An update on the situation so far.

Setting the port to a static value seems to have helped for our stand alone switches!

The problem still persists on some of the ports on the stacks though.

This raised a few questions:

  • Why did the auto negotiation setting cause this problem?
  • As mentioned earlier, breaking up the stack seems to be the only solution to completely get rid of this problem?
    • What is the cause of the stack instability anyways?
  • Also, if we'd decide to break up our stack, we will redesign our network.
    For the moment, our network is a full L2 model. Would it be beneficial to implement a collapsed core model for example?
    • And if it'd be beneficial, what performance could we expect from our SGE2000/2010s in L3 mode?

Thanks in advance!

Hey Davy,

Thanks for the couple questions back. I'm not sure I'll give you the greatest answer but I will try.

Auto negotiation can be affected by a myriad of things. It could be (and some may seem silly...) the switch beging gigE and a NIC being 100, if the NIC is not advertising it is up to the switch to figure out what it is doing. This can lead to duplex mismatch, etc. This is often NOT seen on gigE between node and switch being half duplex doesn't exist (does it??? never seen it). It can also be media used, Cat5 is 100 mbit, Cat5e is roughly 350 mbit while cat6 is gigE. So it may be whats in between giving the fits. I'd recommend not to use Cat5e, just go with Cat5 or Cat6, not the middle man.

Second question, if you break the stack, the topology doesn't have to change. I do recommend a couple redundant links somewhere just incase a layer 1 break somewhere and let spanning-tree be spanning-tree. You never want a switch isolated due to wiring issues.

Last one, L3 mode, there is no performance benefit from the switch point of view. If you don't need the switches routing, don't use it.
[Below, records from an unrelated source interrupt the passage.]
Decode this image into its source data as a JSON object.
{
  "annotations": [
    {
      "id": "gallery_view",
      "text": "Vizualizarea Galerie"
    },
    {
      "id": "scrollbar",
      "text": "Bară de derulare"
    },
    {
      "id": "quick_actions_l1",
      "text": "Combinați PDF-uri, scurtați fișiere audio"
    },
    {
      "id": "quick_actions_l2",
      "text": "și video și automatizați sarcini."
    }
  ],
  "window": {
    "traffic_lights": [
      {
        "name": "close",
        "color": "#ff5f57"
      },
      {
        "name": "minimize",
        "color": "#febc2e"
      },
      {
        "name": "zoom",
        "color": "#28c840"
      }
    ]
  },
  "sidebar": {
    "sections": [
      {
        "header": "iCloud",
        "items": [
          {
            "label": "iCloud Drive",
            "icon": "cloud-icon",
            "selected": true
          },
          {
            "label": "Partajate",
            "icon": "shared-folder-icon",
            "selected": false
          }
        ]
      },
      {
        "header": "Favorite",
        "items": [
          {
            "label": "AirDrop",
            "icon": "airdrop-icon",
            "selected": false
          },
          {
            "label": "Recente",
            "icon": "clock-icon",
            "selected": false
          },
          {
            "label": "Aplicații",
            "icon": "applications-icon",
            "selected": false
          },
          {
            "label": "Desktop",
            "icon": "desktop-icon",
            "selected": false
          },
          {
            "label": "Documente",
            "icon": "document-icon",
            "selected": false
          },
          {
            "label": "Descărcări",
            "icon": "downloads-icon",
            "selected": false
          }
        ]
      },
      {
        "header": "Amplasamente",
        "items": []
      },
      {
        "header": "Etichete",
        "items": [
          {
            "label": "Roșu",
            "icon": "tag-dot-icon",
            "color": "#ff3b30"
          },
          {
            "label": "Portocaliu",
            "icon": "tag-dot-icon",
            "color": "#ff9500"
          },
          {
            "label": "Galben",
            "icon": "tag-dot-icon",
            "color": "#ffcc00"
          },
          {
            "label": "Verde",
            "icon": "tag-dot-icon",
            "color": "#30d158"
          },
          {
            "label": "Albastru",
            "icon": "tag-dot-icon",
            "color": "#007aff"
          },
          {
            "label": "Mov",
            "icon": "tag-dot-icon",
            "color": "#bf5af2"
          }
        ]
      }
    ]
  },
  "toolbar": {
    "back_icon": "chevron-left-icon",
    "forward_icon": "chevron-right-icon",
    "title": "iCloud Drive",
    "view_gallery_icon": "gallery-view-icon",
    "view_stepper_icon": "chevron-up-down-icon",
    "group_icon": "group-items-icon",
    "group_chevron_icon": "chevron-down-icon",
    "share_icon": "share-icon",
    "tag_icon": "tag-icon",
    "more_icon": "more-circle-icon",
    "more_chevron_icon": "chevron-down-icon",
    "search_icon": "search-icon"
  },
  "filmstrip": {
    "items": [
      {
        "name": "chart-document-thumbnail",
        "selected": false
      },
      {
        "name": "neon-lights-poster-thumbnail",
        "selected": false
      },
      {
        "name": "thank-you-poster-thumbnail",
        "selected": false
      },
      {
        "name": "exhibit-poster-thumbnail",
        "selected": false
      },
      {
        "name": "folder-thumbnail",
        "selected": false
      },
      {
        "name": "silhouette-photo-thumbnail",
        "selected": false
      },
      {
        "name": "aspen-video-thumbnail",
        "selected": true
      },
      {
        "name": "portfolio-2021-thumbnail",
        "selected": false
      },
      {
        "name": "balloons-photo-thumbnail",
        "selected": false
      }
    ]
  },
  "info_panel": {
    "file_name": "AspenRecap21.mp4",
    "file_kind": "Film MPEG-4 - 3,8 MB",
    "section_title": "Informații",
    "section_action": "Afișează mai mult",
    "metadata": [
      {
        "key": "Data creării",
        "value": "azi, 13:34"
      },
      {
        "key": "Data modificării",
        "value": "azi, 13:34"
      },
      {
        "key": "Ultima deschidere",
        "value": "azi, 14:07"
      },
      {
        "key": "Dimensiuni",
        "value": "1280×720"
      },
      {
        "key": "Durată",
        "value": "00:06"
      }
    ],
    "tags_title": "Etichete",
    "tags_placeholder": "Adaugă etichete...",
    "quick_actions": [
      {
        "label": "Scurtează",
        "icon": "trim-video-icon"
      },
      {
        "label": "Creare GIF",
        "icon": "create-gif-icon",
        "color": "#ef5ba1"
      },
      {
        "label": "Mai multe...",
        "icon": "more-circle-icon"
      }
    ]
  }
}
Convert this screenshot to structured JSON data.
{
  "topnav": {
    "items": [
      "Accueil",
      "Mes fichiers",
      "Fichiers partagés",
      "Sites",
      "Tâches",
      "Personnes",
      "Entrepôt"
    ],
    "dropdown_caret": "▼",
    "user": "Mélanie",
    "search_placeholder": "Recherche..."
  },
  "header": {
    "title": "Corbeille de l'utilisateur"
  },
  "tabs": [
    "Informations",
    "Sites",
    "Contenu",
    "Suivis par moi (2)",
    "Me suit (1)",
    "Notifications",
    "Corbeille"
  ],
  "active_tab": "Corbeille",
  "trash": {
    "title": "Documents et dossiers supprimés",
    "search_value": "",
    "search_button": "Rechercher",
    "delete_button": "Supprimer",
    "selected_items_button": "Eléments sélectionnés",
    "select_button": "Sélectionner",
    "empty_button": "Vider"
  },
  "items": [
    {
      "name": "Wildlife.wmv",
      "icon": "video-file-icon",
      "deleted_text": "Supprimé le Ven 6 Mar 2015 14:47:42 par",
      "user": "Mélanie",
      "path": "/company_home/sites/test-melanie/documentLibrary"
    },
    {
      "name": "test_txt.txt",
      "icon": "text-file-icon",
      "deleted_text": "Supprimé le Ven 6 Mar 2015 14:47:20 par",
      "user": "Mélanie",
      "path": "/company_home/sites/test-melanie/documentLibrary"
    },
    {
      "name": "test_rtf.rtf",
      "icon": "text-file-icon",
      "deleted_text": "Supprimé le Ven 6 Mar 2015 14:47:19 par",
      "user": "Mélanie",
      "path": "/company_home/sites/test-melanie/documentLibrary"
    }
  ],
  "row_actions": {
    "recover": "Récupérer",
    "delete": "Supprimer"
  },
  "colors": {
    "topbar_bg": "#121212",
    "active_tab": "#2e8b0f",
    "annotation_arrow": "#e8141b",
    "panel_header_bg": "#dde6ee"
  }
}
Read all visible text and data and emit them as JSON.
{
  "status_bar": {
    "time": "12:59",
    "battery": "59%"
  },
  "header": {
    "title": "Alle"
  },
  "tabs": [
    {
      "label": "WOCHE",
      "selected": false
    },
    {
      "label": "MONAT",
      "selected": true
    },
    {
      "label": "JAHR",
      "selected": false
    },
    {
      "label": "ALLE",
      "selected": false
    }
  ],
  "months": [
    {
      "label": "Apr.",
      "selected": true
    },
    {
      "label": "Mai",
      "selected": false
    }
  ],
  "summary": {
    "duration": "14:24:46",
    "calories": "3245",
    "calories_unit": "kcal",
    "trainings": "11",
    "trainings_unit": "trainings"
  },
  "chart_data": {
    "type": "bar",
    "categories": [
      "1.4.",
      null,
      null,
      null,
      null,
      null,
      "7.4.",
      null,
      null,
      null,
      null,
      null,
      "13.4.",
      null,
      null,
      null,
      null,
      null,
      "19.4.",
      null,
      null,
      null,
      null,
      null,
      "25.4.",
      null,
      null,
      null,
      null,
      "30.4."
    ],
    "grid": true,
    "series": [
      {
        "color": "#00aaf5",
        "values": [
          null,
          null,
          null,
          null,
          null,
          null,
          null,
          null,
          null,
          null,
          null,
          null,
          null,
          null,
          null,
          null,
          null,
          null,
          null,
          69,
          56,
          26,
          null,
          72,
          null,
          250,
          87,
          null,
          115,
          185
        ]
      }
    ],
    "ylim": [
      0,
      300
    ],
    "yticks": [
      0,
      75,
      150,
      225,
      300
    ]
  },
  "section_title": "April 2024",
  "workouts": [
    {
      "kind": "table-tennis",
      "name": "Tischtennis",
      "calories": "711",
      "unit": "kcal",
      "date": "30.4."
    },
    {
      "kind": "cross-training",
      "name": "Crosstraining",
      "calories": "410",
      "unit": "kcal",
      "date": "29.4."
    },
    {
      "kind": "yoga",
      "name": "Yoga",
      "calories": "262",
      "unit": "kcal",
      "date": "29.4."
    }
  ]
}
If your router is over-loaded, making the switch L3 will alleviate the router load and only send traffer that needs a router resource (such as internet).

-Tom
Please mark answered for helpful posts

-Tom Please mark answered for helpful posts http://blogs.cisco.com/smallbusiness/

Hi Tom,

We use Cat5e cabling throughout the building, so it could indeed be the wiring.

Anyways, thanks a lot for your time and help!

I've marked this question as answered! :-)